The acting internships that I do with the Army are also called “interview rotations” because the military process is slightly different from civilian in that when we do rotations at military hospitals they include our interview for residency. While I was there I had an interview with the assistant program director and the program director, and another phone interview with a third attending the week I returned back to Vermont.

Why did you decide to complete your surgery acting internship at Walter Reed?
Choosing where to do an ADT is important because these are interview rotations, and the Army strongly suggests rotating at hospitals where I would be happy if I matched for residency. I had heard good things about Walter Reed’s program and the hospital; not only is it near Washington, D.C., but it is across the street from the National Institutes of Health, and there is an opportunity for me to do my fourth year research year at NIH in cardiothoracic surgery. I lived in Virginia for three years prior to medical school and it feels like a second home to me. My family is from New York, so it is also the closest military hospital to them out of those I have to choose from for residency.

What were some of the highlights during your time at Walter Reed?
I worked on the Trauma/Acute Care Service called TACS. I was able to get a lot of time in the OR; I got to drive the camera for almost all the laparoscopic cholecystectomies that came in, and I got to be really good at this by the end of the rotation. I spent one afternoon during my first week in the sim lab working on suturing and knot tying, and this was really helpful for me for the remainder of the rotation. I got to close after most cases or put in staples if we did not suture at the end of the case. I felt all my skills really improved throughout this rotation. My OR highlight was probably placing a rectal tube for a case of C. Diff Colitis, after which the attending told everyone in the room, “Watch out, Doctor coming through,” referring to me as the doctor. Even though it was a silly situation, I felt in that moment I had made the next step in my involvement with patient care and as a member of the team.

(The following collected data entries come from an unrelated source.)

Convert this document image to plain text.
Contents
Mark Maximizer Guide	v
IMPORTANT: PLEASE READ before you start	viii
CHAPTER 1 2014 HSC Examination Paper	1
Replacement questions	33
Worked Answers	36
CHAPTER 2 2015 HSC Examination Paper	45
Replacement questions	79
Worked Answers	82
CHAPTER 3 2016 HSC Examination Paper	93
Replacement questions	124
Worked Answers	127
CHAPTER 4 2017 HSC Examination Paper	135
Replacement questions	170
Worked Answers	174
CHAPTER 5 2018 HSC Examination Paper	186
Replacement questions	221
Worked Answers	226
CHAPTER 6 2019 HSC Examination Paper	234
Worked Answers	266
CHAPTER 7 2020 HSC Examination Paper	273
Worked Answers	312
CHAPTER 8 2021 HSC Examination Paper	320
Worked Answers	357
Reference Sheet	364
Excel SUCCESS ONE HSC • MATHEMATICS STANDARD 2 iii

How will your time at Walter Reed inform your future practice?
As my first exposure to military medicine, it helped me gain an awareness of what awaits me in the future. Although it is very similar to the civilian medicine I have experienced, I also treated a few wounded warriors and many veterans, and one four star general from World War II, which was a unique experience. I had a lot of anxiety going into the rotation. Walter Reed seemed like a huge hospital; at first I had no idea how I could fit in there, but I had an amazing time. It made me realize how far I have come in my medical education. I am excited about my decision to become a surgeon, and I look forward to working with excellent military surgeons like those I met at Walter Reed.